Is $PE$ a Tychonoff (i.e. completely regular Hausdorff) space?
As far as I can tell, the theorems about the quotient uniform spaces do not apply. On the other hand, it is plausible to expect that this is a known fact.
I can show that $PE$ is completely Hausdorff, i.e. any two points can be separated by a real-valued continuous function. Indeed, if $e\not\sim f$, take $\mu,\nu\in E^{*}$ such that $\left<\mu,e\right>=1, \left<\nu,e\right>=0, \left<\mu,f\right>=0, \left<\nu,f\right>=1$, and consider the map $\mu\oplus \nu:E\to \mathbb{R}^2$. By the definition of the quotient, this map induces a map $\varphi: PE\to P\mathbb{R}^2=S^1$. Since the latter is Tychonoff, we can separate the images of the classes of $e$ and $f$ by a continuous function.
Best Answer
The projective space $PE$ of a topological vector space $E$ is Hausdorff but in general is not Tychonoff, not functionally Hausdorff and even not Urysohn (let us recall that a topological space is Urysohn if any distinct points have disjoint closed neighborhoods).

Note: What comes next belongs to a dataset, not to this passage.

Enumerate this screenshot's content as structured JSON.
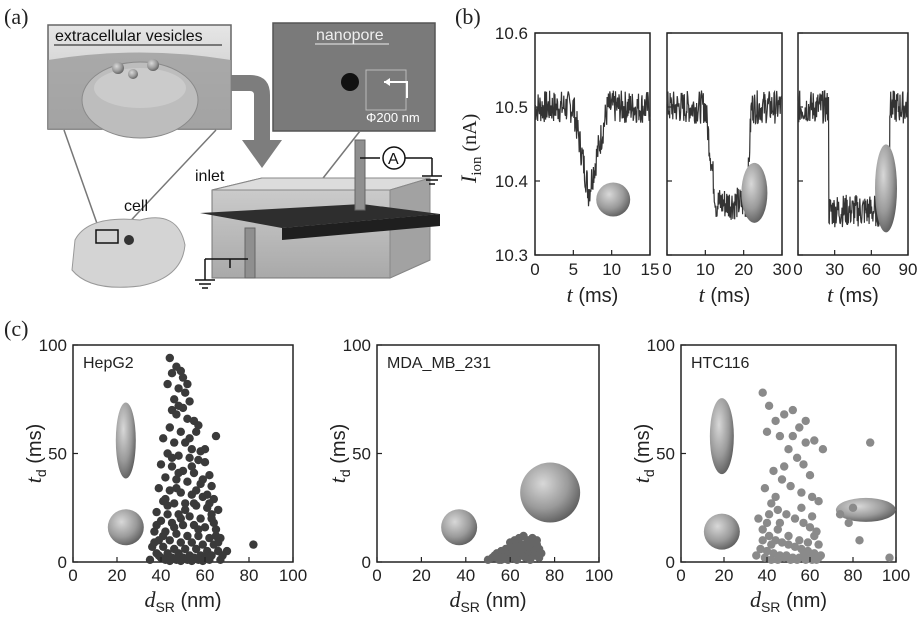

As a suitable counterexample, consider the countable product of lines $E=\mathbb R^\omega$. The projective space $P\mathbb R^\omega$ is superconnected in the sense that for any non-empty open sets $U_1,\dots,U_n$ in $P\mathbb R^\omega$ the intersection of their closures $\overline U_1\cap\dots\cap\overline U_n$ is not empty. This pathological property of the projective space $P\mathbb R^\omega$ was first noticed by Gelfand and Fuks in 1967.
A countable counterpart of the projective space $P\mathbb R^\omega$ is the projective space $\mathbb QP^\infty$, whose topology has been characterized in this paper.